いのしし くん。

政治、経済から音楽全般の評論
ultimate one in the cos-mos

国防と自治体。 national defense and self governing body

2019-02-13 20:15:51 | 日記
 (1)安倍首相は改憲理由に国民に一定の支持、理解がある自衛隊が地方自治体からは自衛隊員募集に際して非協力の姿勢にあることをあげて、自衛隊を憲法に明記して存在を揺るぎないものにしたい改憲意思を強調している。

 自衛隊員募集は自衛隊組織が窓口ではなく全国の市町村の事務となっており、安倍首相の発言では「新規隊員募集に対して都道府県の6割以上が協力を拒否している」(報道)として「所要の協力を得られていない」(国会答弁)と述べている(安倍首相の言う所要の協力が何かは別にして、防衛相は自治体の9割の協力が得られていると延べているが)。

 (2)近年は自衛隊員募集も減少にあり自治体の非協力体制を批判したものだが、自治体としても近年の自衛隊が国連PKO活動で海外紛争地への派遣や安倍政権による集団的自衛権の行使容認によ同盟国米国とともに海外紛争地への共同行動を拡大する政策を進めており、自衛隊員の国、国民を守る個別的自衛権による防衛業務以外にあらたに海外の危険を伴う紛争地への派遣業務に自衛隊員を送り込むことになる「窓口」としての責任の大きさ、不安、戸惑いがともなうのは当然だ。

 (3)現代日本は国民徴兵制をとらずに国防は自衛隊員の応募制で自由意志による公募制だが、国は市町村を窓口として手続きをわかりやすく、応募しやすいように自衛隊員確保に配慮している。

 国、国民の財産、権利、自由を守るという国防業務から共通利益のある自治体の協力のもとに実施しているものだが、安倍首相の発言ではその自治体の6割以上が受験票の受理など協力を拒否しているといわれている。

 (4)報道によると住民基本台帳の閲覧可能な氏名などの提供を念頭にした発言とざれる。

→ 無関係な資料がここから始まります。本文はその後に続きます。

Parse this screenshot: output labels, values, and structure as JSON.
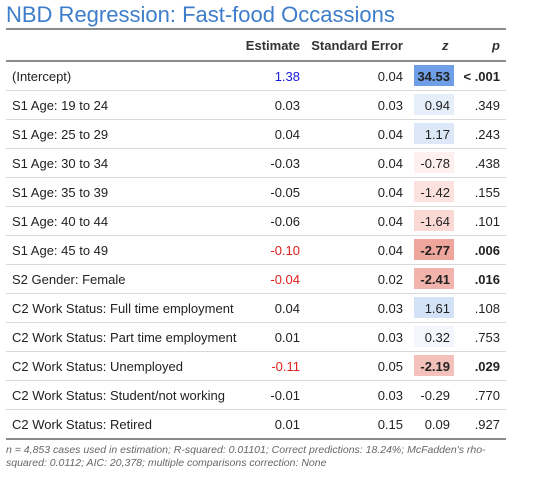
{
  "title": "NBD Regression: Fast-food Occassions",
  "columns": {
    "label": "",
    "estimate": "Estimate",
    "se": "Standard Error",
    "z": "z",
    "p": "p"
  },
  "colors": {
    "title": "#3e7dcc",
    "estimate_pos_sig": "#1a1adb",
    "estimate_neg_sig": "#e0201a",
    "z_strong_pos": "#6d9ee6",
    "z_pos": "#dce8f8",
    "z_neg_light": "#fbe6e3",
    "z_neg_mid": "#f6c8c2",
    "z_neg_strong": "#eea59c"
  },
  "rows": [
    {
      "label": "(Intercept)",
      "estimate": "1.38",
      "se": "0.04",
      "z": "34.53",
      "p": "< .001",
      "est_color": "#1a1adb",
      "z_bg": "#6d9ee6",
      "bold": true
    },
    {
      "label": "S1 Age: 19 to 24",
      "estimate": "0.03",
      "se": "0.03",
      "z": "0.94",
      "p": ".349",
      "est_color": "#222222",
      "z_bg": "#e6eefa",
      "bold": false
    },
    {
      "label": "S1 Age: 25 to 29",
      "estimate": "0.04",
      "se": "0.04",
      "z": "1.17",
      "p": ".243",
      "est_color": "#222222",
      "z_bg": "#dce8f8",
      "bold": false
    },
    {
      "label": "S1 Age: 30 to 34",
      "estimate": "-0.03",
      "se": "0.04",
      "z": "-0.78",
      "p": ".438",
      "est_color": "#222222",
      "z_bg": "#fdf0ee",
      "bold": false
    },
    {
      "label": "S1 Age: 35 to 39",
      "estimate": "-0.05",
      "se": "0.04",
      "z": "-1.42",
      "p": ".155",
      "est_color": "#222222",
      "z_bg": "#fbe2de",
      "bold": false
    },
    {
      "label": "S1 Age: 40 to 44",
      "estimate": "-0.06",
      "se": "0.04",
      "z": "-1.64",
      "p": ".101",
      "est_color": "#222222",
      "z_bg": "#fad8d3",
      "bold": false
    },
    {
      "label": "S1 Age: 45 to 49",
      "estimate": "-0.10",
      "se": "0.04",
      "z": "-2.77",
      "p": ".006",
      "est_color": "#e0201a",
      "z_bg": "#eea59c",
      "bold": true
    },
    {
      "label": "S2 Gender: Female",
      "estimate": "-0.04",
      "se": "0.02",
      "z": "-2.41",
      "p": ".016",
      "est_color": "#e0201a",
      "z_bg": "#f1b3ab",
      "bold": true
    },
    {
      "label": "C2 Work Status: Full time employment",
      "estimate": "0.04",
      "se": "0.03",
      "z": "1.61",
      "p": ".108",
      "est_color": "#222222",
      "z_bg": "#d3e2f6",
      "bold": false
    },
    {
      "label": "C2 Work Status: Part time employment",
      "estimate": "0.01",
      "se": "0.03",
      "z": "0.32",
      "p": ".753",
      "est_color": "#222222",
      "z_bg": "#f3f7fd",
      "bold": false
    },
    {
      "label": "C2 Work Status: Unemployed",
      "estimate": "-0.11",
      "se": "0.05",
      "z": "-2.19",
      "p": ".029",
      "est_color": "#e0201a",
      "z_bg": "#f4c1ba",
      "bold": true
    },
    {
      "label": "C2 Work Status: Student/not working",
      "estimate": "-0.01",
      "se": "0.03",
      "z": "-0.29",
      "p": ".770",
      "est_color": "#222222",
      "z_bg": "#ffffff",
      "bold": false
    },
    {
      "label": "C2 Work Status: Retired",
      "estimate": "0.01",
      "se": "0.15",
      "z": "0.09",
      "p": ".927",
      "est_color": "#222222",
      "z_bg": "#ffffff",
      "bold": false
    }
  ],
  "footnote": "n = 4,853 cases used in estimation; R-squared: 0.01101; Correct predictions: 18.24%; McFadden's rho-squared: 0.0112; AIC: 20,378; multiple comparisons correction: None"
}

折しも沖縄の辺野古沖埋め立て工事に際して、政府の委託した工事警備会社から埋め立て工事反対派の氏名など個人情報がつくられて防衛省側に提供されていた(防衛省は否定)とされる問題も引き起こしており、自衛隊員募集にあたっても窓口とされる自治体にとっては自衛隊の危険業務拡大により個人情報の開示など自衛隊員募集業務に慎重な姿勢があったとしても不自然ではない。

 (5)主権国家として国、国民の財産、権利、自由をどう守り、保障するのかは主権の維持の基本的な命題、課題、問題であり、他国からの侵略を防ぎ自国を守る個別的自衛権として国連でも容認されている国防業務だ。

 現在の日本は憲法第9条の戦力不保持、交戦権放棄の制約の中で日米安保条約により米国、米軍との軍事同盟国関係の防衛体制にある。
 このため国内に駐留米軍基地を提供し、沖縄にはその70%以上が集中して過重負担、不平等地位協定の人権問題が政治、社会問題化している。

 (6)地方分権の自治体としては政府、防衛省の方針に左右される国防業務の窓口となることへの抵抗感は考えられて、国、防衛省としても自衛隊員募集のあり方について慎重に考慮する必要がある。